The warning came as Nationwide said the average home price rose 0.2 per cent in January. Although this was much slower than December's 1.9 per cent, the society said the market was buoyant.

"Despite pessimistic news from the global economy and the UK manufacturing sector, the housing market is holding up well," said Alex Bannister, Nationwide's group economist.

He said he was still confident annual growth in house prices would slow from 13.8 per cent last year – the highest since 1988 – to about 6 per cent this year. Most housing market analysts failed to predict last year's boom.

Last month saw the annual rate fall to 11.7 per cent, its lowest since July last year. "With prospects for pay and jobs deteriorating modestly, the housing market will slow during 2002," Mr Bannister said. "However, the market looks set to remain robust, with prices expected to rise by 6 per cent."

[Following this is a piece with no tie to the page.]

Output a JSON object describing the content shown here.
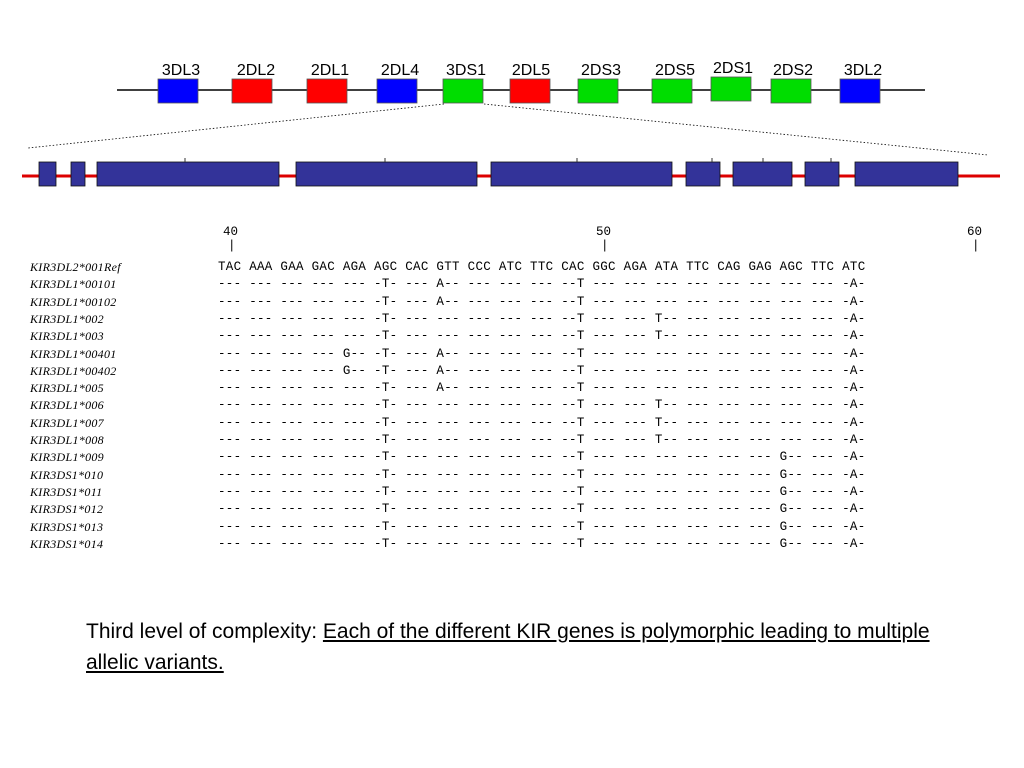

He said that with mortgage rates close to a half-century low, homeowners would be able to sustain their current record levels of debt. The Bank of England base rate, currently at 4 per cent, would have to rise to 10 per cent before homeowners found their mortgage payments anywhere near the levels of the late-1980s boom.

But he urged other mortgage lenders not to take advantage of low rates by encouraging borrowers to "overstretch" themselves. "If lenders stoke the market by relaxing credit conditions, then our forecast that house prices will grow by 6 per cent this year may prove to be an under-estimate," he said.

Last month two mortgage lenders, Alliance & Leicester and NatWest Bank, said they were prepared to lend only 90 per cent of a property's value in areas where they believed homeowners could be exposed to negative equity if prices crashed.

But Simon Rubinsohn, an economist at Gerrard, a City stockbroker, said: "The fact that there was no reverse after the strong increase in December is a testament to the underlying strength of the property market at the present time."